Traceback (most recent call last):
File "C:/Users/zeferinix/PycharmProjects/Projects/NLP Scripts/NEW/LDA_Experimental1.py", line 123, in <module>
    fp = np.memmap("E:/TDM-memmap.txt", dtype='int32', mode='w+', shape=(len(documents), len(vocabulary)))
File "C:\Python27\lib\site-packages\numpy\core\memmap.py", line 260, in __new__
    mm = mmap.mmap(fid.fileno(), bytes, access=acc, offset=start)
WindowsError: [Error 8] Not enough storage is available to process this command

Traceback for float64

Traceback (most recent call last):
File "C:/Users/zeferinix/PycharmProjects/Projects/NLP Scripts/NEW/LDA_Experimental1.py", line 123, in <module>
    fp = np.memmap("E:/TDM-memmap.txt", dtype='float64', mode='w+', shape=(len(documents), len(vocabulary)))
File "C:\Python27\lib\site-packages\numpy\core\memmap.py", line 260, in __new__
    mm = mmap.mmap(fid.fileno(), bytes, access=acc, offset=start)
OverflowError: cannot fit 'long' into an index-sized integer

Edit: Added other info

Other info that might help: I have a 1TB (931 GB usable) HDD with 2 partitions, Drive D (22.8GB free of 150GB) where my work files are including this script and where the memmap will be written and Drive E (406GB free of 781GB) where my torrent stuff goes. At first I tried to write the mmap file to Drive D and it generated a 1,903,283kb file for int32 and 3,806,566kb file for float64. I thought maybe because it's running out of space that's why I get those errors so I tried Drive E which should be more than enough but it generated the same file size and gave the same error.

Solution

I don't think it is possible to generate an np.memmap file that large using a 32 bit build of numpy, regardless of how much disk space you have.

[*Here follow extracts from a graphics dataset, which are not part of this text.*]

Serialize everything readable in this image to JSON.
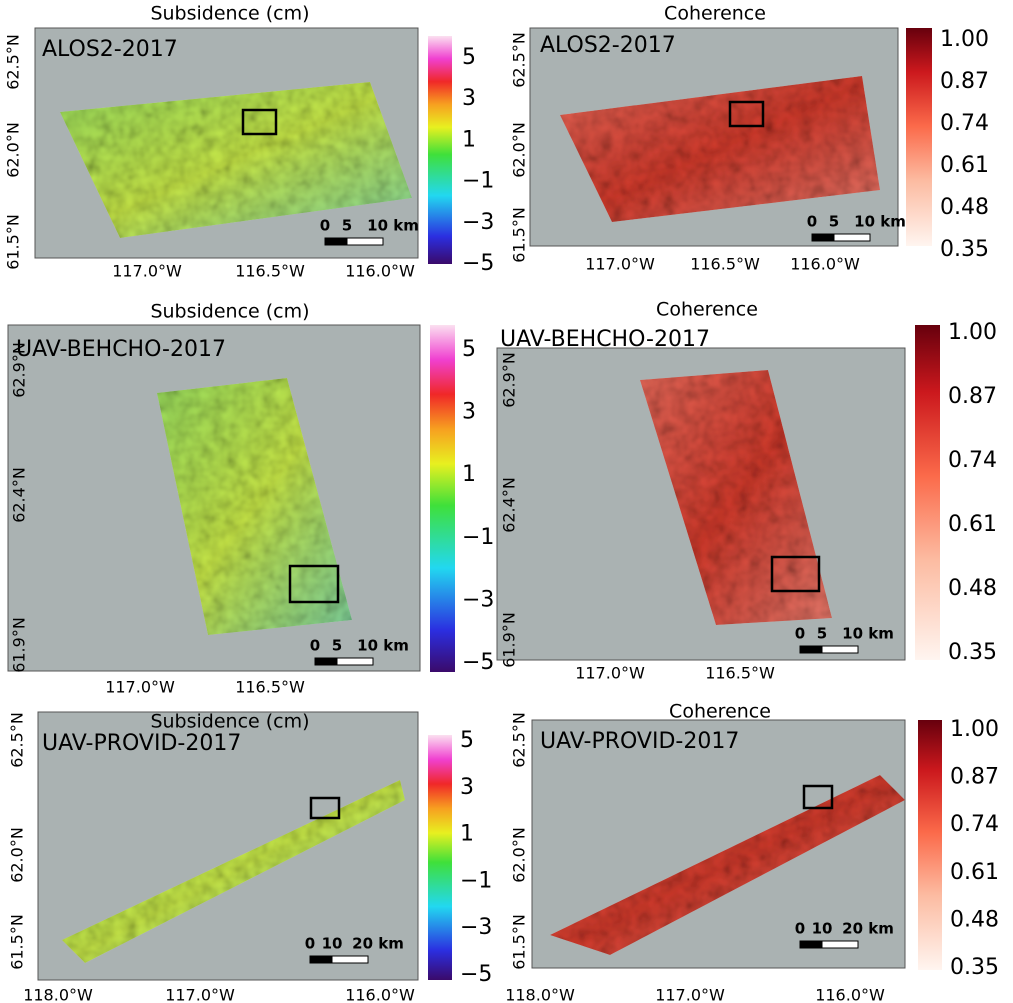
{
  "panels": [
    {
      "kind": "subsidence",
      "title": "Subsidence (cm)",
      "label": "ALOS2-2017",
      "colorbar_ticks": [
        "5",
        "3",
        "1",
        "−1",
        "−3",
        "−5"
      ],
      "lat_ticks": [
        "62.5°N",
        "62.0°N",
        "61.5°N"
      ],
      "lon_ticks": [
        "117.0°W",
        "116.5°W",
        "116.0°W"
      ],
      "scale": [
        "0",
        "5",
        "10 km"
      ]
    },
    {
      "kind": "coherence",
      "title": "Coherence",
      "label": "ALOS2-2017",
      "colorbar_ticks": [
        "1.00",
        "0.87",
        "0.74",
        "0.61",
        "0.48",
        "0.35"
      ],
      "lat_ticks": [
        "62.5°N",
        "62.0°N",
        "61.5°N"
      ],
      "lon_ticks": [
        "117.0°W",
        "116.5°W",
        "116.0°W"
      ],
      "scale": [
        "0",
        "5",
        "10 km"
      ]
    },
    {
      "kind": "subsidence",
      "title": "Subsidence (cm)",
      "label": "UAV-BEHCHO-2017",
      "colorbar_ticks": [
        "5",
        "3",
        "1",
        "−1",
        "−3",
        "−5"
      ],
      "lat_ticks": [
        "62.9°N",
        "62.4°N",
        "61.9°N"
      ],
      "lon_ticks": [
        "117.0°W",
        "116.5°W"
      ],
      "scale": [
        "0",
        "5",
        "10 km"
      ]
    },
    {
      "kind": "coherence",
      "title": "Coherence",
      "label": "UAV-BEHCHO-2017",
      "colorbar_ticks": [
        "1.00",
        "0.87",
        "0.74",
        "0.61",
        "0.48",
        "0.35"
      ],
      "lat_ticks": [
        "62.9°N",
        "62.4°N",
        "61.9°N"
      ],
      "lon_ticks": [
        "117.0°W",
        "116.5°W"
      ],
      "scale": [
        "0",
        "5",
        "10 km"
      ]
    },
    {
      "kind": "subsidence",
      "title": "Subsidence (cm)",
      "label": "UAV-PROVID-2017",
      "colorbar_ticks": [
        "5",
        "3",
        "1",
        "−1",
        "−3",
        "−5"
      ],
      "lat_ticks": [
        "62.5°N",
        "62.0°N",
        "61.5°N"
      ],
      "lon_ticks": [
        "118.0°W",
        "117.0°W",
        "116.0°W"
      ],
      "scale": [
        "0",
        "10",
        "20 km"
      ]
    },
    {
      "kind": "coherence",
      "title": "Coherence",
      "label": "UAV-PROVID-2017",
      "colorbar_ticks": [
        "1.00",
        "0.87",
        "0.74",
        "0.61",
        "0.48",
        "0.35"
      ],
      "lat_ticks": [
        "62.5°N",
        "62.0°N",
        "61.5°N"
      ],
      "lon_ticks": [
        "118.0°W",
        "117.0°W",
        "116.0°W"
      ],
      "scale": [
        "0",
        "10",
        "20 km"
      ]
    }
  ]
}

The error occurs when np.memmap tries to call mmap.mmap internally. The second argument to mmap.mmap specifies the length of the file in bytes. For 329568 by 27519 array containing 64 bit (8 byte) values, the length will be 72555054336 bytes (i.e. ~72GB).

The value 72555054336 needs to be converted to an integer type that can be used as an index. In 32 bit Python, indices need to be 32 bit integer values. However, the largest number that can be represented by a 32 bit integer is much smaller than 72555054336:

print(np.iinfo(np.int32(1)).max)
# 2147483647

Even a 32 bit array would require a length of 36277527168 bytes, which is still about 16x larger than the largest representable 32 bit integer.

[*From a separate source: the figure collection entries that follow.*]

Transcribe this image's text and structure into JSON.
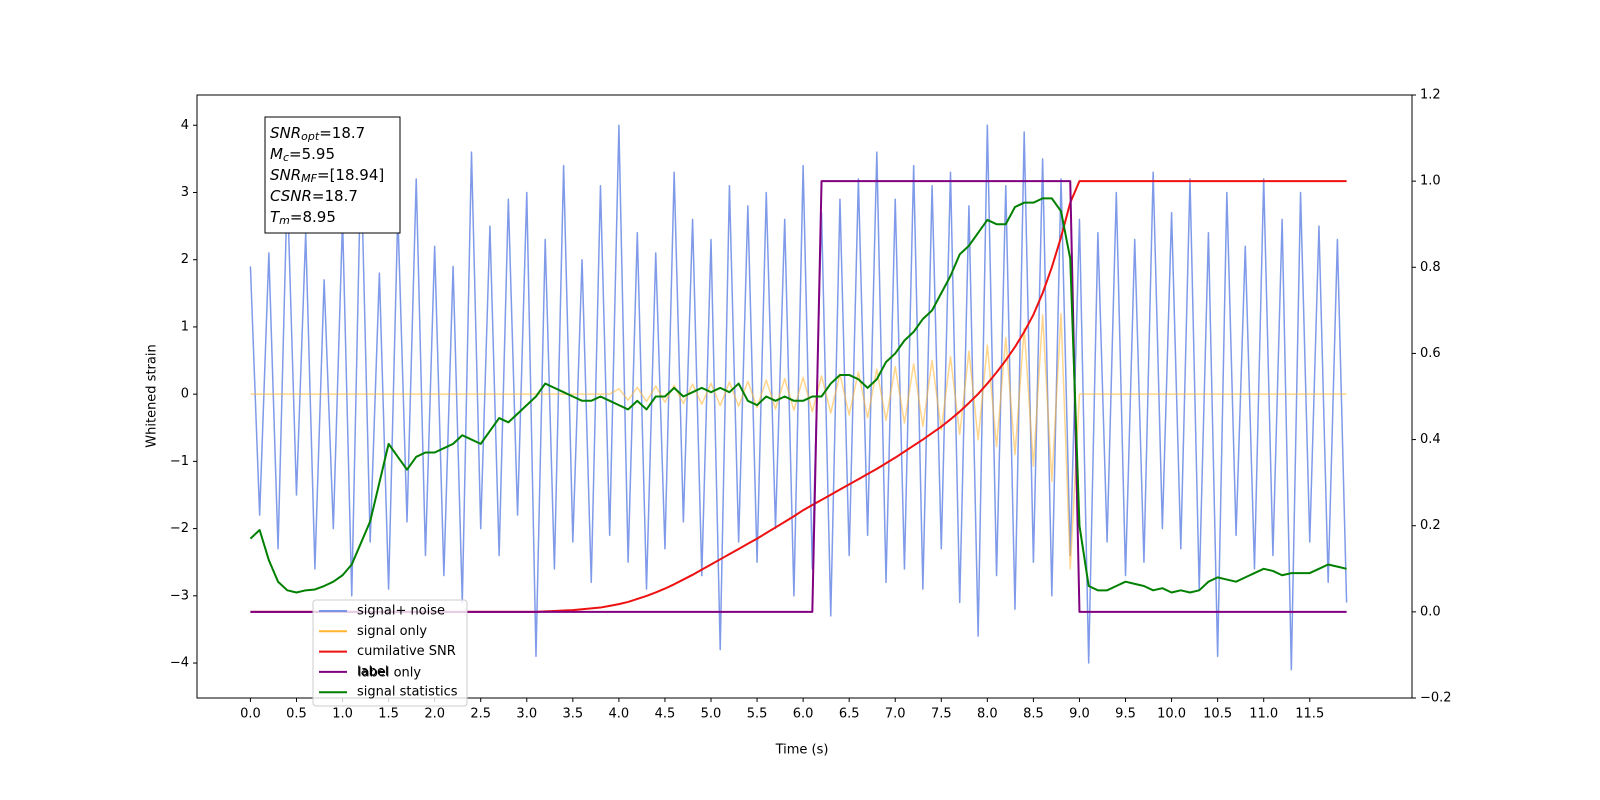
{
  "chart_data": {
    "type": "line",
    "xlabel": "Time (s)",
    "ylabel": "Whitened strain",
    "xlim": [
      -0.58,
      12.61
    ],
    "ylim": [
      -4.52,
      4.45
    ],
    "y2lim": [
      -0.2,
      1.2
    ],
    "xticks": [
      {
        "value": 0,
        "label": "0.0"
      },
      0.5,
      {
        "value": 1,
        "label": "1.0"
      },
      1.5,
      {
        "value": 2,
        "label": "2.0"
      },
      2.5,
      {
        "value": 3,
        "label": "3.0"
      },
      3.5,
      {
        "value": 4,
        "label": "4.0"
      },
      4.5,
      {
        "value": 5,
        "label": "5.0"
      },
      5.5,
      {
        "value": 6,
        "label": "6.0"
      },
      6.5,
      {
        "value": 7,
        "label": "7.0"
      },
      7.5,
      {
        "value": 8,
        "label": "8.0"
      },
      8.5,
      {
        "value": 9,
        "label": "9.0"
      },
      9.5,
      {
        "value": 10,
        "label": "10.0"
      },
      10.5,
      {
        "value": 11,
        "label": "11.0"
      },
      11.5
    ],
    "yticks": [
      {
        "value": -4,
        "label": "−4"
      },
      {
        "value": -3,
        "label": "−3"
      },
      {
        "value": -2,
        "label": "−2"
      },
      {
        "value": -1,
        "label": "−1"
      },
      0,
      1,
      2,
      3,
      4
    ],
    "y2ticks": [
      {
        "value": -0.2,
        "label": "−0.2"
      },
      {
        "value": 0,
        "label": "0.0"
      },
      0.2,
      0.4,
      0.6,
      0.8,
      {
        "value": 1,
        "label": "1.0"
      },
      1.2
    ],
    "stats_box": [
      {
        "text": "SNR",
        "sub": "opt",
        "value": "=18.7"
      },
      {
        "text": "M",
        "sub": "c",
        "value": "=5.95"
      },
      {
        "text": "SNR",
        "sub": "MF",
        "value": "=[18.94]"
      },
      {
        "text": "CSNR",
        "sub": null,
        "value": "=18.7"
      },
      {
        "text": "T",
        "sub": "m",
        "value": "=8.95"
      }
    ],
    "ghost_legend_entry": "label only",
    "x": [
      0,
      0.1,
      0.2,
      0.3,
      0.4,
      0.5,
      0.6,
      0.7,
      0.8,
      0.9,
      1,
      1.1,
      1.2,
      1.3,
      1.4,
      1.5,
      1.6,
      1.7,
      1.8,
      1.9,
      2,
      2.1,
      2.2,
      2.3,
      2.4,
      2.5,
      2.6,
      2.7,
      2.8,
      2.9,
      3,
      3.1,
      3.2,
      3.3,
      3.4,
      3.5,
      3.6,
      3.7,
      3.8,
      3.9,
      4,
      4.1,
      4.2,
      4.3,
      4.4,
      4.5,
      4.6,
      4.7,
      4.8,
      4.9,
      5,
      5.1,
      5.2,
      5.3,
      5.4,
      5.5,
      5.6,
      5.7,
      5.8,
      5.9,
      6,
      6.1,
      6.2,
      6.3,
      6.4,
      6.5,
      6.6,
      6.7,
      6.8,
      6.9,
      7,
      7.1,
      7.2,
      7.3,
      7.4,
      7.5,
      7.6,
      7.7,
      7.8,
      7.9,
      8,
      8.1,
      8.2,
      8.3,
      8.4,
      8.5,
      8.6,
      8.7,
      8.8,
      8.9,
      9,
      9.1,
      9.2,
      9.3,
      9.4,
      9.5,
      9.6,
      9.7,
      9.8,
      9.9,
      10,
      10.1,
      10.2,
      10.3,
      10.4,
      10.5,
      10.6,
      10.7,
      10.8,
      10.9,
      11,
      11.1,
      11.2,
      11.3,
      11.4,
      11.5,
      11.6,
      11.7,
      11.8,
      11.9
    ],
    "series": [
      {
        "name": "signal+ noise",
        "color": "#7895e8",
        "axis": "y",
        "values": [
          1.9,
          -1.8,
          2.1,
          -2.3,
          3.1,
          -1.5,
          2.4,
          -2.6,
          1.7,
          -2.0,
          2.6,
          -3.0,
          3.5,
          -2.2,
          1.8,
          -2.9,
          2.7,
          -1.9,
          3.2,
          -2.4,
          2.2,
          -2.7,
          1.9,
          -3.1,
          3.6,
          -2.0,
          2.5,
          -2.4,
          2.9,
          -1.8,
          3.0,
          -3.9,
          2.3,
          -2.6,
          3.4,
          -2.2,
          2.0,
          -2.8,
          3.1,
          -2.1,
          4.0,
          -2.5,
          2.4,
          -2.9,
          2.1,
          -2.3,
          3.3,
          -1.9,
          2.6,
          -2.7,
          2.3,
          -3.8,
          3.1,
          -2.2,
          2.8,
          -2.5,
          3.0,
          -2.0,
          2.6,
          -3.0,
          3.4,
          -2.6,
          2.7,
          -3.3,
          2.9,
          -2.4,
          3.2,
          -2.1,
          3.6,
          -2.8,
          2.9,
          -2.6,
          3.4,
          -2.9,
          3.1,
          -2.3,
          3.3,
          -3.1,
          2.8,
          -3.6,
          4.0,
          -2.7,
          3.1,
          -3.2,
          3.9,
          -2.5,
          3.5,
          -3.0,
          3.2,
          -2.4,
          2.6,
          -4.0,
          2.4,
          -2.2,
          3.0,
          -2.7,
          2.3,
          -2.5,
          3.3,
          -2.0,
          2.7,
          -2.3,
          3.2,
          -2.9,
          2.4,
          -3.9,
          3.0,
          -2.1,
          2.2,
          -2.6,
          3.2,
          -2.4,
          2.6,
          -4.1,
          3.0,
          -2.2,
          2.5,
          -2.8,
          2.3,
          -3.1
        ]
      },
      {
        "name": "signal only",
        "color": "#ffb52e",
        "axis": "y",
        "values": [
          0,
          0,
          0,
          0,
          0,
          0,
          0,
          0,
          0,
          0,
          0,
          0,
          0,
          0,
          0,
          0,
          0,
          0,
          0,
          0,
          0,
          0,
          0,
          0,
          0,
          0,
          0,
          0,
          0,
          0,
          0,
          0,
          0,
          0,
          0,
          0,
          0,
          0,
          0,
          0,
          0.08,
          -0.09,
          0.1,
          -0.11,
          0.12,
          -0.12,
          0.13,
          -0.14,
          0.15,
          -0.15,
          0.16,
          -0.17,
          0.18,
          -0.18,
          0.19,
          -0.2,
          0.21,
          -0.22,
          0.23,
          -0.24,
          0.25,
          -0.26,
          0.27,
          -0.28,
          0.3,
          -0.31,
          0.33,
          -0.35,
          0.37,
          -0.39,
          0.41,
          -0.43,
          0.45,
          -0.48,
          0.5,
          -0.53,
          0.56,
          -0.6,
          0.64,
          -0.68,
          0.73,
          -0.78,
          0.84,
          -0.9,
          0.98,
          -1.07,
          1.18,
          -1.3,
          1.2,
          -2.6,
          0,
          0,
          0,
          0,
          0,
          0,
          0,
          0,
          0,
          0,
          0,
          0,
          0,
          0,
          0,
          0,
          0,
          0,
          0,
          0,
          0,
          0,
          0,
          0,
          0,
          0,
          0,
          0,
          0,
          0
        ]
      },
      {
        "name": "cumilative SNR",
        "color": "#ee1111",
        "axis": "y2",
        "values": [
          0,
          0,
          0,
          0,
          0,
          0,
          0,
          0,
          0,
          0,
          0,
          0,
          0,
          0,
          0,
          0,
          0,
          0,
          0,
          0,
          0,
          0,
          0,
          0,
          0,
          0,
          0,
          0,
          0,
          0,
          0,
          0,
          0.001,
          0.002,
          0.003,
          0.004,
          0.006,
          0.008,
          0.01,
          0.014,
          0.018,
          0.023,
          0.03,
          0.037,
          0.045,
          0.054,
          0.064,
          0.075,
          0.086,
          0.098,
          0.11,
          0.122,
          0.134,
          0.146,
          0.158,
          0.17,
          0.183,
          0.196,
          0.209,
          0.222,
          0.236,
          0.248,
          0.26,
          0.272,
          0.284,
          0.296,
          0.308,
          0.32,
          0.332,
          0.345,
          0.358,
          0.372,
          0.386,
          0.4,
          0.415,
          0.43,
          0.447,
          0.465,
          0.485,
          0.506,
          0.53,
          0.556,
          0.584,
          0.615,
          0.65,
          0.69,
          0.74,
          0.8,
          0.87,
          0.95,
          1,
          1,
          1,
          1,
          1,
          1,
          1,
          1,
          1,
          1,
          1,
          1,
          1,
          1,
          1,
          1,
          1,
          1,
          1,
          1,
          1,
          1,
          1,
          1,
          1,
          1,
          1,
          1,
          1,
          1
        ]
      },
      {
        "name": "label",
        "color": "#800080",
        "axis": "y2",
        "values": [
          0,
          0,
          0,
          0,
          0,
          0,
          0,
          0,
          0,
          0,
          0,
          0,
          0,
          0,
          0,
          0,
          0,
          0,
          0,
          0,
          0,
          0,
          0,
          0,
          0,
          0,
          0,
          0,
          0,
          0,
          0,
          0,
          0,
          0,
          0,
          0,
          0,
          0,
          0,
          0,
          0,
          0,
          0,
          0,
          0,
          0,
          0,
          0,
          0,
          0,
          0,
          0,
          0,
          0,
          0,
          0,
          0,
          0,
          0,
          0,
          0,
          0,
          1,
          1,
          1,
          1,
          1,
          1,
          1,
          1,
          1,
          1,
          1,
          1,
          1,
          1,
          1,
          1,
          1,
          1,
          1,
          1,
          1,
          1,
          1,
          1,
          1,
          1,
          1,
          1,
          0,
          0,
          0,
          0,
          0,
          0,
          0,
          0,
          0,
          0,
          0,
          0,
          0,
          0,
          0,
          0,
          0,
          0,
          0,
          0,
          0,
          0,
          0,
          0,
          0,
          0,
          0,
          0,
          0,
          0
        ]
      },
      {
        "name": "signal statistics",
        "color": "#008000",
        "axis": "y2",
        "values": [
          0.17,
          0.19,
          0.12,
          0.07,
          0.05,
          0.045,
          0.05,
          0.052,
          0.06,
          0.07,
          0.085,
          0.11,
          0.16,
          0.21,
          0.3,
          0.39,
          0.36,
          0.33,
          0.36,
          0.37,
          0.37,
          0.38,
          0.39,
          0.41,
          0.4,
          0.39,
          0.42,
          0.45,
          0.44,
          0.46,
          0.48,
          0.5,
          0.53,
          0.52,
          0.51,
          0.5,
          0.49,
          0.49,
          0.5,
          0.49,
          0.48,
          0.47,
          0.49,
          0.47,
          0.5,
          0.5,
          0.52,
          0.5,
          0.51,
          0.52,
          0.51,
          0.52,
          0.51,
          0.53,
          0.49,
          0.48,
          0.5,
          0.49,
          0.5,
          0.49,
          0.49,
          0.5,
          0.5,
          0.53,
          0.55,
          0.55,
          0.54,
          0.52,
          0.54,
          0.58,
          0.6,
          0.63,
          0.65,
          0.68,
          0.7,
          0.74,
          0.78,
          0.83,
          0.85,
          0.88,
          0.91,
          0.9,
          0.9,
          0.94,
          0.95,
          0.95,
          0.96,
          0.96,
          0.93,
          0.82,
          0.2,
          0.06,
          0.05,
          0.05,
          0.06,
          0.07,
          0.065,
          0.06,
          0.05,
          0.055,
          0.045,
          0.05,
          0.045,
          0.05,
          0.07,
          0.08,
          0.075,
          0.07,
          0.08,
          0.09,
          0.1,
          0.095,
          0.085,
          0.09,
          0.09,
          0.09,
          0.1,
          0.11,
          0.105,
          0.1
        ]
      }
    ]
  }
}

I don't see any easy way around this problem besides switching to 64 bit Python/numpy. There are other very good reasons to do this - 32 bit Python can only address a maximum of 3GB of RAM, even though your machine has 8GB available.

Even if you could generate an np.memmap that big, the next line

matrix = np.genfromtxt("Results/TDM-short.csv", dtype='int32', delimiter=',', skip_header=1)

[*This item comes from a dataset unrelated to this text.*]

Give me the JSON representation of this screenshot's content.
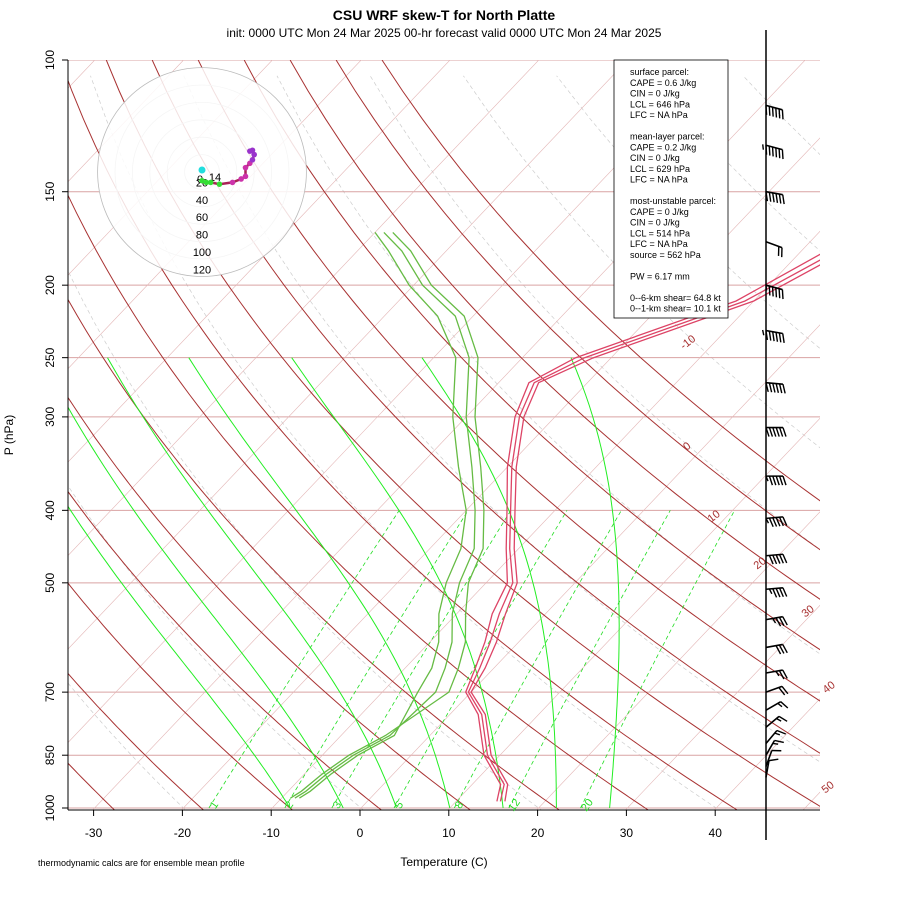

will definitely fail, since it requires creating an array in RAM that's 32GB in size. The only way that you could possibly read that CSV file is in smaller chunks, like in my answer here that I linked to in the comments above.

As I mentioned in the comments for your other question, what you ought to do is convert your TermDocumentMatrix to a scipy.sparse matrix rather than writing it to a CSV file. This would require much, much less storage space and RAM, since it can take advantage of the fact that almost all of the word counts are zero-valued.